Atmet absolut nicht allein, braucht also die vollkontrollierte Beatmung, Hustet nicht beim Absaugen, hat immer noch ein GCS von 3 und aktuell einen paralytischen Ileus.

Kam ursprünglich mit einem Status Epilepticus, der erst mit einer Barbituratnarkose durchbrochen worden ist und seit über 2 Wochen ist der Pat. ohne jegliche Analgosedation bei uns.
Barbiturat gabs 3 Tage lang, Pat. ist etwas adipös, könnte ja schon noch was dauern, bis alles vom Medikament draussen ist. Aber über 2 Wochen? *hmmm*

Würde man extubieren, ist das Ergebnis klar. Nur ist das auch ok?

McBeal
21.02.2008, 05:14
Von wo taucht die Verfuegung auf? Wenn sie der Notar bringt steckt man in der Klemme, wenn sie sonst irgendwer bringt hats mich rein juristisch nicht zu interessieren, da man nicht verifizieren kann dass a) die Verfuegung wirklich vom Patienten stammt und b) der aktuelle Wille nicht bekannt ist.
Selbstverständlich hat sie Dich zu interessieren und wenn die Patientin bekannt ist, kann man wahrscheinlich schon (Unterschrift etc.) verifizieren, dass sie vom Patienten stammt (hier kommt sie von den Eltern, da würde ich auch davon ausgehen). Und bindend ist sie auch, solange nicht eine aktuellere auftaucht.

Ob ich jetzt extubieren würde? Hm, nach Patientenwille/Verfügung würde ich es eigentlich als richtig ansehen - würde es aber in keinem Fall allein entscheiden wollen (immer OA-Rücksprache). Ist niemand als Betreuer in der Verfügung eingesetzt, mit dem man das noch besprechen könnte? Sonst würde ich mit OA, CA und evtl. Ethikrat o.ä. sprechen, aber auf keinen Fall allein die Verantwortung übernehmen wollen.

LG,
Ally

Hypnos
21.02.2008, 08:50
Pat. wird intubiert, 2 Tage nach der Intubation taucht eine Patientverfügung auf: keine Rea, keine Intubation etc.
Was jetzt?


Pat. ist übrigens nicht in der Lage allein zu atmen, GCS 3 (ohne Analgosedation).
u.v.m.

Kommando zurück - habe gerade erst den Rest gelesen...

Dann würde ich die Patientin zügig tracheotomieren....und somit ggf. reha-fähig machen. Man darf sich da nie zu sicher sein. Habe persönlich schon schwerste SHT's gesehen, von denen niemand mehr was erwartet hätte, und nach 6 Wochen gabs dann doch wieder Spontanbewegungen...

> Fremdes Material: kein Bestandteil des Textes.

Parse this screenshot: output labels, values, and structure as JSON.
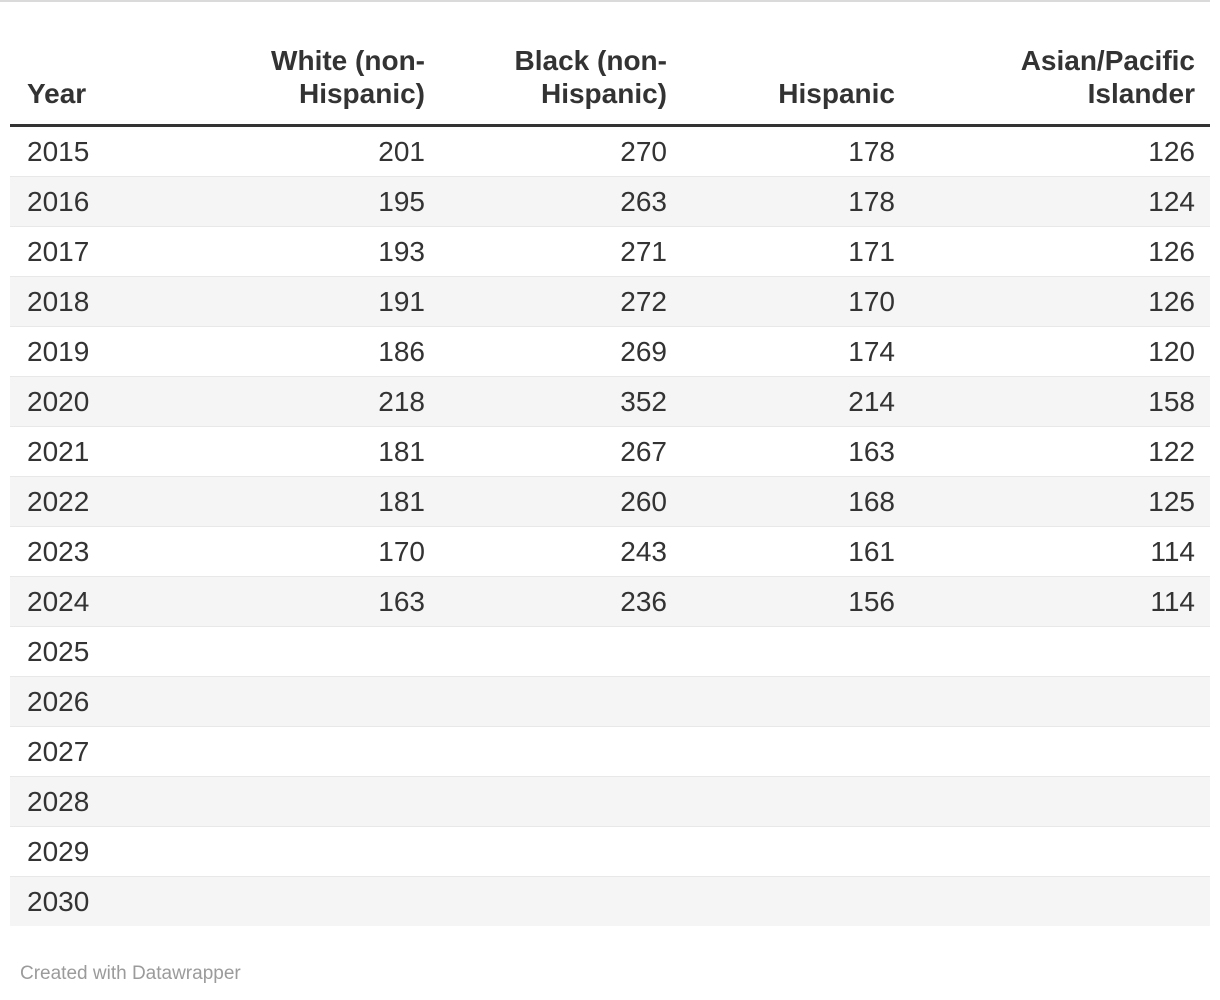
{
  "colors": {
    "text": "#333333",
    "header_rule": "#333333",
    "row_rule": "#e8e8e8",
    "stripe": "#f5f5f5",
    "top_rule": "#dadada",
    "footer_text": "#9b9b9b"
  },
  "chart_data": {
    "type": "table",
    "columns": [
      "Year",
      "White (non-Hispanic)",
      "Black (non-Hispanic)",
      "Hispanic",
      "Asian/Pacific Islander"
    ],
    "column_ids": [
      "year",
      "white-non-hispanic",
      "black-non-hispanic",
      "hispanic",
      "asian-pacific-islander"
    ],
    "column_align": [
      "left",
      "right",
      "right",
      "right",
      "right"
    ],
    "rows": [
      [
        "2015",
        "201",
        "270",
        "178",
        "126"
      ],
      [
        "2016",
        "195",
        "263",
        "178",
        "124"
      ],
      [
        "2017",
        "193",
        "271",
        "171",
        "126"
      ],
      [
        "2018",
        "191",
        "272",
        "170",
        "126"
      ],
      [
        "2019",
        "186",
        "269",
        "174",
        "120"
      ],
      [
        "2020",
        "218",
        "352",
        "214",
        "158"
      ],
      [
        "2021",
        "181",
        "267",
        "163",
        "122"
      ],
      [
        "2022",
        "181",
        "260",
        "168",
        "125"
      ],
      [
        "2023",
        "170",
        "243",
        "161",
        "114"
      ],
      [
        "2024",
        "163",
        "236",
        "156",
        "114"
      ],
      [
        "2025",
        "",
        "",
        "",
        ""
      ],
      [
        "2026",
        "",
        "",
        "",
        ""
      ],
      [
        "2027",
        "",
        "",
        "",
        ""
      ],
      [
        "2028",
        "",
        "",
        "",
        ""
      ],
      [
        "2029",
        "",
        "",
        "",
        ""
      ],
      [
        "2030",
        "",
        "",
        "",
        ""
      ]
    ],
    "grid": "horizontal-rules",
    "striped": true,
    "legend_position": "none",
    "title": "",
    "xlabel": "",
    "ylabel": ""
  },
  "footer": {
    "attribution_label": "Created with Datawrapper"
  }
}
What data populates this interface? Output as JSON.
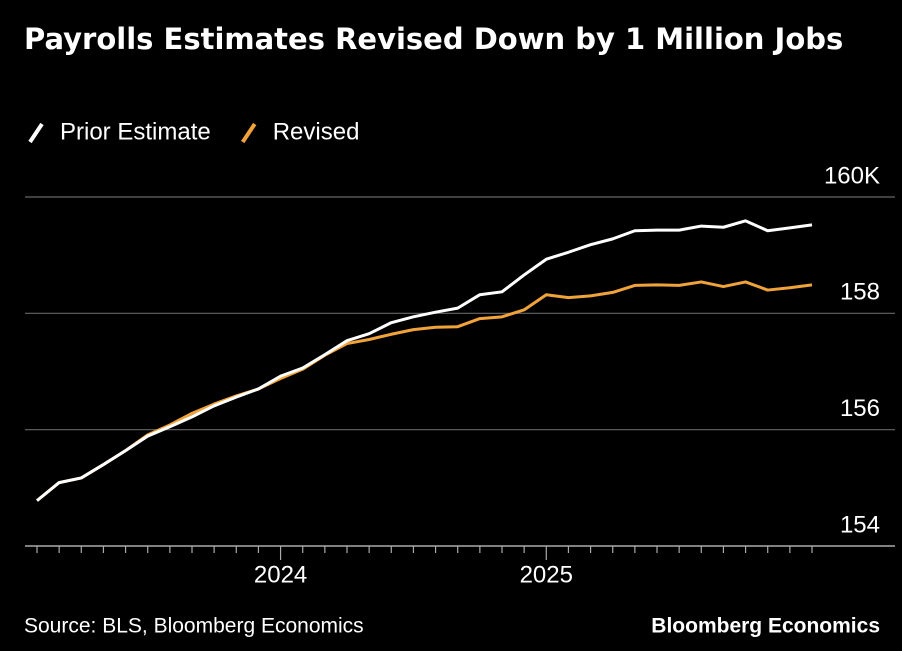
{
  "chart_data": {
    "type": "line",
    "title": "Payrolls Estimates Revised Down by 1 Million Jobs",
    "source": "Source: BLS, Bloomberg Economics",
    "brand": "Bloomberg Economics",
    "categories": [
      null,
      null,
      null,
      null,
      null,
      null,
      null,
      null,
      null,
      null,
      null,
      "2024",
      null,
      null,
      null,
      null,
      null,
      null,
      null,
      null,
      null,
      null,
      null,
      "2025",
      null,
      null,
      null,
      null,
      null,
      null,
      null,
      null,
      null,
      null,
      null,
      null
    ],
    "series": [
      {
        "name": "Prior Estimate",
        "color": "#ffffff",
        "values": [
          154.78,
          155.09,
          155.17,
          155.4,
          155.64,
          155.89,
          156.05,
          156.22,
          156.41,
          156.56,
          156.7,
          156.92,
          157.06,
          157.29,
          157.53,
          157.65,
          157.84,
          157.94,
          158.02,
          158.09,
          158.32,
          158.37,
          158.66,
          158.93,
          159.05,
          159.18,
          159.28,
          159.42,
          159.43,
          159.43,
          159.5,
          159.48,
          159.59,
          159.42,
          159.47,
          159.52
        ]
      },
      {
        "name": "Revised",
        "color": "#f0a33a",
        "values": [
          154.78,
          155.09,
          155.17,
          155.4,
          155.64,
          155.91,
          156.08,
          156.28,
          156.44,
          156.58,
          156.7,
          156.88,
          157.04,
          157.28,
          157.48,
          157.55,
          157.64,
          157.72,
          157.76,
          157.77,
          157.91,
          157.94,
          158.06,
          158.32,
          158.27,
          158.3,
          158.36,
          158.48,
          158.49,
          158.48,
          158.54,
          158.46,
          158.54,
          158.4,
          158.44,
          158.49
        ]
      }
    ],
    "ylim": [
      154,
      160
    ],
    "yticks": [
      154,
      156,
      158,
      {
        "value": 160,
        "label": "160K"
      }
    ],
    "grid": true
  }
}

Schwierig - wie das mit den Köppen halt so iss...

Hypnos
21.02.2008, 08:55
Ob ich jetzt extubieren würde? Hm, nach Patientenwille/Verfügung würde ich es eigentlich als richtig ansehen -
LG,
Ally

Das wäre aktive Sterbehilfe - und die ist nicht erlaubt..

Meint

Hypnos

ehemalige Userin 24092013
21.02.2008, 09:17
Tracheotomie ist sicher eine Option, aber selbst die nützt nix, wenn keine Spontanatmung vorhanden ist.

Hypnos
21.02.2008, 09:19
Tracheotomie ist sicher eine Option, aber selbst die nützt nix, wenn keine Spontanatmung vorhanden ist.

Stimmt, aber es gibt mittlerweile gute Heimbeatmungssysteme, die auch kontrolliert beatmen. Dann könnte man den/die Patienten/in zeitnah in eine Pflegeinrichtung entlassen...

Beste Grüße,


Hypnos

rate mal
21.02.2008, 09:30
Für eine Tracheotomie bräuchtest Du die Einwilligung des Bevollmächtigten Deines Patienten (falls der Patient jemandem eine Vollmacht für Gesundheitsfragen erteilt hatte) oder seines vom Gericht eingesetzten gesetzlichen Betreuers für Gesundheitsfragen.
Wenn der sich an die Patientenverfügung hält, wozu er verpflichtet ist, wird er nicht einwilligen.

Hypnos
21.02.2008, 09:37
Für eine Tracheotomie bräuchtest Du die Einwilligung des Bevollmächtigten Deines Patienten (falls der Patient jemandem eine Vollmacht für Gesundheitsfragen erteilt hatte) oder seines vom Gericht eingesetzten gesetzlichen Betreuers für Gesundheitsfragen.
Wenn der sich an die Patientenverfügung hält, wozu er verpflichtet ist, wird er nicht einwilligen.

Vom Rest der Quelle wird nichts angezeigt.